Equally as excited were the 70-plus vendors — fewer than previous years because of the postponement — waiting to greet and serve the fair patrons. For vendors like Camellia Dennis, the fair and other events like it are her livelihood. Dennis, a vendor from Hughes Spring, is on her third event since the state began opening, but the rush of getting back into the swing of things is still present.
“We’ve been off from all of our events for almost 15 months — before the previous two events,” Dennis said. “I am a little nervous, but the events have been well received and I am excited for this one.”
Dennis, who owns a few funnel cake and lemonade stands, is in her eighth year as a vendor at the South Texas State Fair.
As the night went on, the sound of laughter and the smell of savory food filled the fairgrounds. But while Zernial knows the fair’s first night normally doesn’t bring the biggest turnout, he anticipates the turnout to be larger as the weather improves over the course of the next several days.
Free admission days
The South Texas State Fair will have several free admission days, including H-E-B Fair Share for Hunger on May 23, where guests can gain free admission to the fair by bringing six non-perishable H-E-B-brand canned vegetables. On May 24, all guests will gain free admission courtesy of the Provost Umphrey Law Firm.

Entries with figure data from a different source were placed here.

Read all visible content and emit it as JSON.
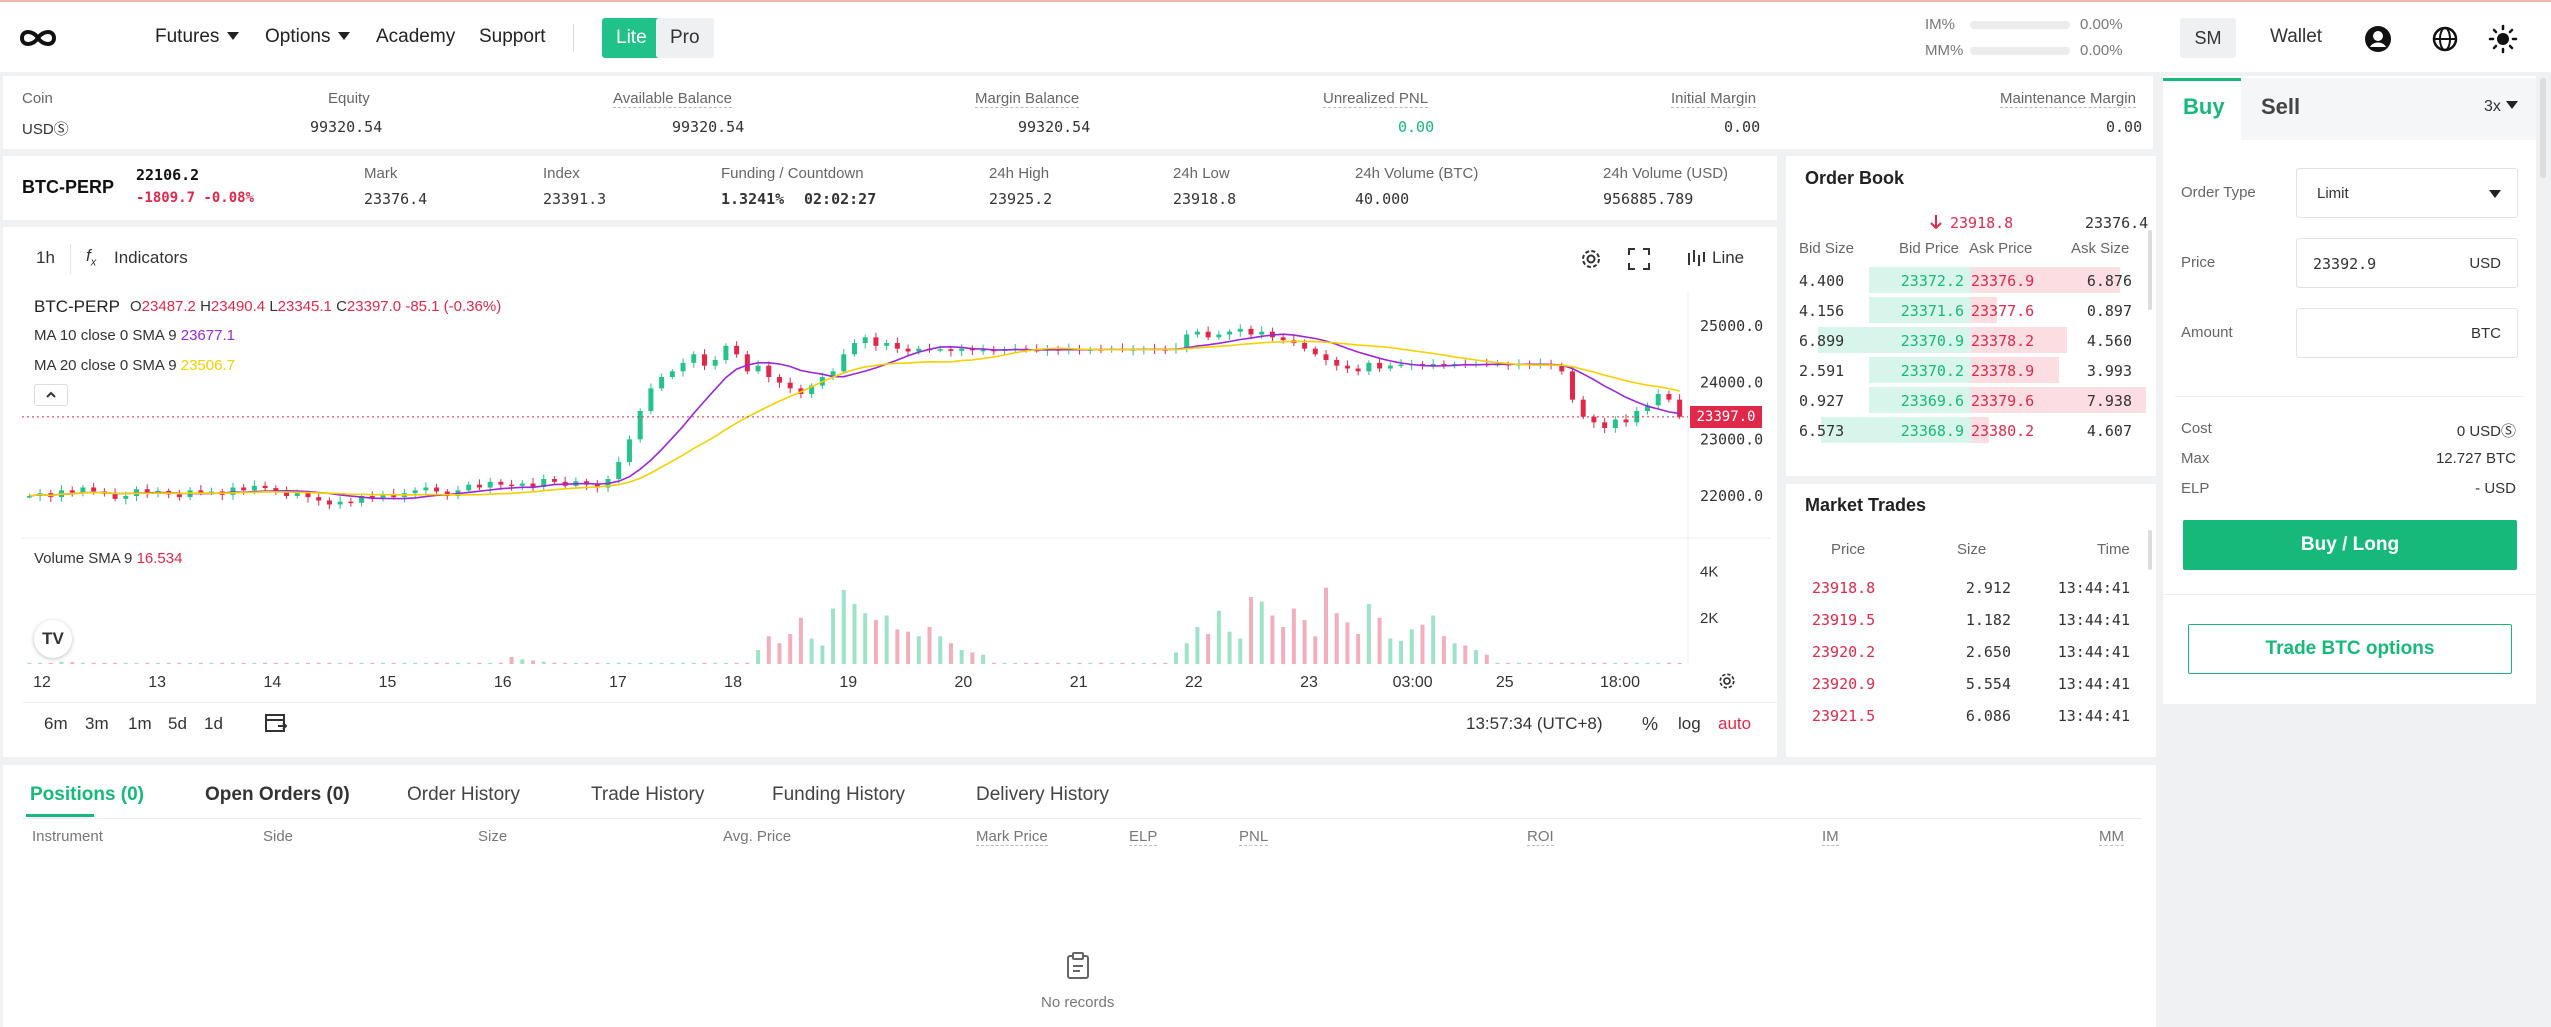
{
  "header": {
    "nav": [
      "Futures",
      "Options",
      "Academy",
      "Support"
    ],
    "mode": {
      "lite": "Lite",
      "pro": "Pro"
    },
    "im_label": "IM%",
    "im_value": "0.00%",
    "im_level": 0,
    "mm_label": "MM%",
    "mm_value": "0.00%",
    "mm_level": 0,
    "avatar_initials": "SM",
    "wallet_label": "Wallet"
  },
  "account": {
    "columns": [
      {
        "label": "Coin",
        "value": "USDⓈ"
      },
      {
        "label": "Equity",
        "value": "99320.54"
      },
      {
        "label": "Available Balance",
        "value": "99320.54"
      },
      {
        "label": "Margin Balance",
        "value": "99320.54"
      },
      {
        "label": "Unrealized PNL",
        "value": "0.00"
      },
      {
        "label": "Initial Margin",
        "value": "0.00"
      },
      {
        "label": "Maintenance Margin",
        "value": "0.00"
      }
    ]
  },
  "ticker": {
    "symbol": "BTC-PERP",
    "last": "22106.2",
    "change": "-1809.7 -0.08%",
    "stats": [
      {
        "label": "Mark",
        "value": "23376.4"
      },
      {
        "label": "Index",
        "value": "23391.3"
      },
      {
        "label": "Funding / Countdown",
        "value": "1.3241%",
        "value2": "02:02:27"
      },
      {
        "label": "24h High",
        "value": "23925.2"
      },
      {
        "label": "24h Low",
        "value": "23918.8"
      },
      {
        "label": "24h Volume (BTC)",
        "value": "40.000"
      },
      {
        "label": "24h Volume (USD)",
        "value": "956885.789"
      }
    ]
  },
  "chart_toolbar": {
    "interval": "1h",
    "indicators": "Indicators",
    "style": "Line"
  },
  "chart_legend": {
    "symbol": "BTC-PERP",
    "ohlc": {
      "o_label": "O",
      "o": "23487.2",
      "h_label": "H",
      "h": "23490.4",
      "l_label": "L",
      "l": "23345.1",
      "c_label": "C",
      "c": "23397.0",
      "chg": "-85.1 (-0.36%)"
    },
    "ma10": {
      "label": "MA 10 close 0 SMA 9",
      "value": "23677.1",
      "color": "#9b27d8"
    },
    "ma20": {
      "label": "MA 20 close 0 SMA 9",
      "value": "23506.7",
      "color": "#f5d000"
    },
    "volume": {
      "label": "Volume SMA 9",
      "value": "16.534"
    }
  },
  "chart_data": {
    "type": "candlestick",
    "price_axis": [
      "25000.0",
      "24000.0",
      "23000.0",
      "22000.0"
    ],
    "ylim": [
      21400,
      25600
    ],
    "last_price": "23397.0",
    "volume_axis": [
      "4K",
      "2K"
    ],
    "x_ticks": [
      "12",
      "13",
      "14",
      "15",
      "16",
      "17",
      "18",
      "19",
      "20",
      "21",
      "22",
      "23",
      "03:00",
      "25",
      "18:00"
    ],
    "x_tick_positions": [
      0,
      1,
      2,
      3,
      4,
      5,
      6,
      7,
      8,
      9,
      10,
      11,
      11.9,
      12.7,
      13.7
    ],
    "closes": [
      22000,
      22050,
      21980,
      22100,
      22060,
      22150,
      22080,
      22040,
      21950,
      22000,
      22120,
      22050,
      22090,
      22030,
      21980,
      22100,
      22060,
      22080,
      22020,
      22150,
      22100,
      22180,
      22140,
      22080,
      22000,
      22050,
      21980,
      21920,
      21850,
      21900,
      21880,
      22000,
      21950,
      22030,
      21980,
      22050,
      22100,
      22150,
      22080,
      22000,
      22100,
      22200,
      22150,
      22250,
      22200,
      22180,
      22220,
      22160,
      22300,
      22250,
      22180,
      22260,
      22200,
      22150,
      22300,
      22600,
      23000,
      23500,
      23900,
      24100,
      24200,
      24350,
      24500,
      24300,
      24400,
      24650,
      24500,
      24200,
      24300,
      24100,
      24000,
      23900,
      23800,
      23950,
      24100,
      24200,
      24500,
      24700,
      24800,
      24650,
      24700,
      24600,
      24550,
      24600,
      24580,
      24590,
      24560,
      24600,
      24570,
      24580,
      24560,
      24590,
      24600,
      24580,
      24570,
      24590,
      24580,
      24600,
      24570,
      24590,
      24580,
      24600,
      24580,
      24590,
      24600,
      24590,
      24580,
      24600,
      24850,
      24900,
      24800,
      24850,
      24900,
      24950,
      24850,
      24900,
      24800,
      24750,
      24700,
      24600,
      24500,
      24400,
      24300,
      24250,
      24200,
      24350,
      24250,
      24300,
      24320,
      24330,
      24320,
      24330,
      24320,
      24330,
      24320,
      24330,
      24320,
      24330,
      24320,
      24330,
      24320,
      24330,
      24300,
      24200,
      23700,
      23400,
      23300,
      23200,
      23350,
      23300,
      23500,
      23600,
      23800,
      23700,
      23400
    ],
    "volumes": [
      0.05,
      0.05,
      0.05,
      0.1,
      0.08,
      0.05,
      0.05,
      0.05,
      0.05,
      0.05,
      0.05,
      0.05,
      0.05,
      0.05,
      0.05,
      0.05,
      0.05,
      0.05,
      0.05,
      0.05,
      0.05,
      0.05,
      0.05,
      0.05,
      0.05,
      0.05,
      0.05,
      0.05,
      0.05,
      0.05,
      0.05,
      0.05,
      0.05,
      0.05,
      0.05,
      0.05,
      0.05,
      0.05,
      0.05,
      0.05,
      0.05,
      0.05,
      0.05,
      0.05,
      0.05,
      0.3,
      0.2,
      0.15,
      0.1,
      0.05,
      0.05,
      0.05,
      0.05,
      0.05,
      0.05,
      0.05,
      0.05,
      0.05,
      0.05,
      0.05,
      0.05,
      0.05,
      0.05,
      0.05,
      0.05,
      0.05,
      0.05,
      0.05,
      0.6,
      1.2,
      0.9,
      1.3,
      2.0,
      1.1,
      0.8,
      2.4,
      3.2,
      2.6,
      2.2,
      1.9,
      2.1,
      1.5,
      1.4,
      1.2,
      1.6,
      1.2,
      0.9,
      0.6,
      0.5,
      0.4,
      0.05,
      0.05,
      0.05,
      0.05,
      0.05,
      0.05,
      0.05,
      0.05,
      0.05,
      0.05,
      0.05,
      0.05,
      0.05,
      0.05,
      0.05,
      0.05,
      0.05,
      0.5,
      0.9,
      1.6,
      1.3,
      2.3,
      1.4,
      1.1,
      2.9,
      2.7,
      2.1,
      1.6,
      2.4,
      1.9,
      1.2,
      3.3,
      2.2,
      1.8,
      1.3,
      2.6,
      2.0,
      1.1,
      1.0,
      1.5,
      1.7,
      2.1,
      1.2,
      0.9,
      0.8,
      0.6,
      0.4,
      0.05,
      0.05,
      0.05,
      0.05,
      0.05,
      0.05,
      0.05,
      0.05,
      0.05,
      0.05,
      0.05,
      0.05,
      0.05,
      0.05,
      0.05,
      0.05,
      0.05,
      0.05,
      0.05,
      0.05,
      0.05,
      0.05,
      0.05,
      0.05,
      0.05,
      0.05
    ]
  },
  "chart_footer": {
    "ranges": [
      "6m",
      "3m",
      "1m",
      "5d",
      "1d"
    ],
    "time": "13:57:34 (UTC+8)",
    "pct": "%",
    "log": "log",
    "auto": "auto"
  },
  "orderbook": {
    "title": "Order Book",
    "last": "23918.8",
    "mark": "23376.4",
    "headers": [
      "Bid Size",
      "Bid Price",
      "Ask Price",
      "Ask Size"
    ],
    "rows": [
      {
        "bid_size": "4.400",
        "bid": "23372.2",
        "ask": "23376.9",
        "ask_size": "6.876",
        "bid_depth": 0.6,
        "ask_depth": 0.85
      },
      {
        "bid_size": "4.156",
        "bid": "23371.6",
        "ask": "23377.6",
        "ask_size": "0.897",
        "bid_depth": 0.6,
        "ask_depth": 0.15
      },
      {
        "bid_size": "6.899",
        "bid": "23370.9",
        "ask": "23378.2",
        "ask_size": "4.560",
        "bid_depth": 0.9,
        "ask_depth": 0.55
      },
      {
        "bid_size": "2.591",
        "bid": "23370.2",
        "ask": "23378.9",
        "ask_size": "3.993",
        "bid_depth": 0.6,
        "ask_depth": 0.5
      },
      {
        "bid_size": "0.927",
        "bid": "23369.6",
        "ask": "23379.6",
        "ask_size": "7.938",
        "bid_depth": 0.6,
        "ask_depth": 1.0
      },
      {
        "bid_size": "6.573",
        "bid": "23368.9",
        "ask": "23380.2",
        "ask_size": "4.607",
        "bid_depth": 0.88,
        "ask_depth": 0.1
      }
    ]
  },
  "market_trades": {
    "title": "Market Trades",
    "headers": [
      "Price",
      "Size",
      "Time"
    ],
    "rows": [
      {
        "price": "23918.8",
        "size": "2.912",
        "time": "13:44:41"
      },
      {
        "price": "23919.5",
        "size": "1.182",
        "time": "13:44:41"
      },
      {
        "price": "23920.2",
        "size": "2.650",
        "time": "13:44:41"
      },
      {
        "price": "23920.9",
        "size": "5.554",
        "time": "13:44:41"
      },
      {
        "price": "23921.5",
        "size": "6.086",
        "time": "13:44:41"
      }
    ]
  },
  "bottom": {
    "tabs": [
      "Positions (0)",
      "Open Orders (0)",
      "Order History",
      "Trade History",
      "Funding History",
      "Delivery History"
    ],
    "columns": [
      "Instrument",
      "Side",
      "Size",
      "Avg. Price",
      "Mark Price",
      "ELP",
      "PNL",
      "ROI",
      "IM",
      "MM"
    ],
    "empty": "No records"
  },
  "order_form": {
    "buy": "Buy",
    "sell": "Sell",
    "leverage": "3x",
    "order_type_label": "Order Type",
    "order_type": "Limit",
    "price_label": "Price",
    "price": "23392.9",
    "price_unit": "USD",
    "amount_label": "Amount",
    "amount_unit": "BTC",
    "cost_label": "Cost",
    "cost": "0 USDⓈ",
    "max_label": "Max",
    "max": "12.727 BTC",
    "elp_label": "ELP",
    "elp": "- USD",
    "submit": "Buy / Long",
    "options": "Trade BTC options"
  }
}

The 10-day fair also will have a Military and First Responder Appreciation night May 27, allowing free admission to any current or retired first responder and military personnel.

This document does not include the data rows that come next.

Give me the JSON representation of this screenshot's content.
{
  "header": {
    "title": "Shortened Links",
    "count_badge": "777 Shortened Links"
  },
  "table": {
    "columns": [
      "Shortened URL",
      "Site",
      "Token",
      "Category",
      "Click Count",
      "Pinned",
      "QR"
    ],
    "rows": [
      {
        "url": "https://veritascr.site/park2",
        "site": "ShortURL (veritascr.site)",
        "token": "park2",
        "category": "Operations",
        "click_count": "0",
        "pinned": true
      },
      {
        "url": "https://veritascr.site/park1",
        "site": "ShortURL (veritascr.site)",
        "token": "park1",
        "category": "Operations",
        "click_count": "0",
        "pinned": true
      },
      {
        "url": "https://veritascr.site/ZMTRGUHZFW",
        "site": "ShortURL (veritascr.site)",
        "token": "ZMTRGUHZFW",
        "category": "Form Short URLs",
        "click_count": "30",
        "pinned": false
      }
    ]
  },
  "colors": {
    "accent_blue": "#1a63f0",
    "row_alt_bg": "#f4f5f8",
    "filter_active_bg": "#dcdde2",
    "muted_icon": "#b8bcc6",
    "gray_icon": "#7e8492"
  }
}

Tickets can be purchased in advance at FordPark.com to avoid waiting in line at the ticket booth. Online tickets are $10 each, plus taxes and fees, for all ages and parking is free.
How to get to the fair
Before heading to the state fair, the YMBL along with the Texas Department of Transportation released information Wednesday of road closures and how it will affect traffic. The most prominent closure will be the Major Drive exit ramp from Interstate 10 westbound. The closure will last until the end of the fair on May 30.
However, Major Drive and Fannett Road will be accessible from all other points during this period.
YMBL advised attendees who are coming from the north and are traveling westbound on I-10 to exit the Walden Road exit ramp and veer right. Once attendees reach Major Drive, they will turn left onto Major Drive, pass under I-10 and turn left onto the service road before seeing signs for Gate 4.
For attendees coming from the west of the city, YMBL advises to take FM 365 and turn onto Texas 124 toward Major Drive. Upon arriving at the flashing red light at Major Drive, attendees will have to turn left on Major Drive into Ford Park using Gate 2.
Those coming to the fair from U.S. 96, Cardinal Drive, Mid-County or Port Arthur are advised to take Texas 124 toward Major Drive. Once at Major Drive, attendees will turn right and use Gate 2.
Lastly, fairgoers coming from the west end of Beaumont will use Major Drive, cross under I-10, turn left onto the service road and enter using Ford Park Gate 4 — the main marquee entrance.